On September 11th last year, he was in Wall Street in New York when the World Trade Centre was hit.

Recalling the surreal silence of the horror, he said: "It can't have been silent. There must have been - I know there were - shouts, sirens. A few minutes later there was an indescribably long roar of the second tower collapsing. But I remember it as quiet; the very few words spoken, the ghostliness of it all."

He recently signed a declaration denouncing any US plans to attack Iraq, arguing that "eradicating the dangers posed by malevolent dictators and terrorists can only be achieved by tackling the root causes of the disputes".

In 1985 he was arrested while reciting psalms on the runway of a US airbase in Britain.

Evangelicals have issued dire warnings of a major split in Anglican ranks over his stance on gay clerics. He has acknowledged ordaining a man whom he knew to be gay and says the church "should find a way of saying to Christian homosexuals that it is okay to talk about this without instantly thinking you are going to be under a cloud".

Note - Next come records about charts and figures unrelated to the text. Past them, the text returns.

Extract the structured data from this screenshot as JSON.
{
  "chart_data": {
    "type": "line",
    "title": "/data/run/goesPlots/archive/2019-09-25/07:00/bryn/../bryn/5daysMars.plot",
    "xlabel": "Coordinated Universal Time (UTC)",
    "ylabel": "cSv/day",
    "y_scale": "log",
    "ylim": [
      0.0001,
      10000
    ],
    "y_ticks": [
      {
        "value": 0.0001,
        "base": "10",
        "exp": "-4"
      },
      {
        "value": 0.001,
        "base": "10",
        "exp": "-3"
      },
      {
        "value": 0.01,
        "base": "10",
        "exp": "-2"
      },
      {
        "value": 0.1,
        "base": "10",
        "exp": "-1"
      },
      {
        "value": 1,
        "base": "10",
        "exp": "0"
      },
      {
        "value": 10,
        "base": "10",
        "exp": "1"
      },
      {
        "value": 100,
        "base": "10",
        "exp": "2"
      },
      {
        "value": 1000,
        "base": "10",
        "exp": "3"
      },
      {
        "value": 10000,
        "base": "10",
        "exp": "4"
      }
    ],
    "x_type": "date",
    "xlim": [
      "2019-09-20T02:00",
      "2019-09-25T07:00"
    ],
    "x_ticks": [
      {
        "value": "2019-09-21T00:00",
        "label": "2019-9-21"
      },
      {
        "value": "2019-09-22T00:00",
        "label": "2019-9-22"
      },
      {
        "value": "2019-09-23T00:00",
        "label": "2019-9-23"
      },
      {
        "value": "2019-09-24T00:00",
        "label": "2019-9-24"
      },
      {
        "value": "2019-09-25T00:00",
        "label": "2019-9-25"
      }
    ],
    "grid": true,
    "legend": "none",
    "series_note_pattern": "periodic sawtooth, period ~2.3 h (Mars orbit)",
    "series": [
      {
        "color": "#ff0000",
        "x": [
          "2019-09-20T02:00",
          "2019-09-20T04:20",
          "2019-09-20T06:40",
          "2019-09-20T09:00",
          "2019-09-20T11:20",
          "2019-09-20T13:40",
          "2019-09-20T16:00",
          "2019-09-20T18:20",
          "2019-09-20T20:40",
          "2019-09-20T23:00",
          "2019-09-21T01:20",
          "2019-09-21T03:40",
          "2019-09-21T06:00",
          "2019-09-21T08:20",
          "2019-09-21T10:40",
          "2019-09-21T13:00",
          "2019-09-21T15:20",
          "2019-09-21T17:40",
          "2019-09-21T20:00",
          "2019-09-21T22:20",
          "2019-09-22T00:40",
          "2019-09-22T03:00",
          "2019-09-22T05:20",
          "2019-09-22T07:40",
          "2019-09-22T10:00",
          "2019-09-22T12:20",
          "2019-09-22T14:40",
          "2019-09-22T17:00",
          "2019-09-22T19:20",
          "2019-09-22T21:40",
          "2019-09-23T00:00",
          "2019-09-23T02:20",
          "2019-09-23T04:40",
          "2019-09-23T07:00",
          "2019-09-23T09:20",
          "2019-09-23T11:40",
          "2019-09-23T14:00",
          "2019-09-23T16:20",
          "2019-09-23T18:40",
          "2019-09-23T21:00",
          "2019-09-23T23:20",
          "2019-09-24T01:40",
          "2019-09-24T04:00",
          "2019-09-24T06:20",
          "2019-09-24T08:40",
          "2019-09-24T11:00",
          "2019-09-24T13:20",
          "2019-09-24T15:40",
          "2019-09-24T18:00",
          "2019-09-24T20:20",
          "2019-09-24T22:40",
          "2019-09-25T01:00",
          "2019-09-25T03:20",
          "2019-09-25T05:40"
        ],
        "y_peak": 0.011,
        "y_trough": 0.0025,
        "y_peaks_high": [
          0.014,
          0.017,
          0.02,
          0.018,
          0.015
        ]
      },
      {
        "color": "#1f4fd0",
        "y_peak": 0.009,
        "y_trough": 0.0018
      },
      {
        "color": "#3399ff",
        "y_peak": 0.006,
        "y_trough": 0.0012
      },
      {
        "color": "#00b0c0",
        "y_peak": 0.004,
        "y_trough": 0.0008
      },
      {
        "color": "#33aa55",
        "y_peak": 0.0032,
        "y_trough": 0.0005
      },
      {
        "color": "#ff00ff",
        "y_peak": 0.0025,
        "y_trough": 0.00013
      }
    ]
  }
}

Dr Williams and his wife Jane, a theology lecturer, have two children and he cheerfully admits he is too busy getting them ready for school to find any time to pray in the morning.

He cuts a striking figure with his flowing druidical beard, he has a penchant for shaggy sweaters and says one of his clerical heroes is Father Ted, the priest played by Dermot Morgan in the Channel 4 television series of the same name.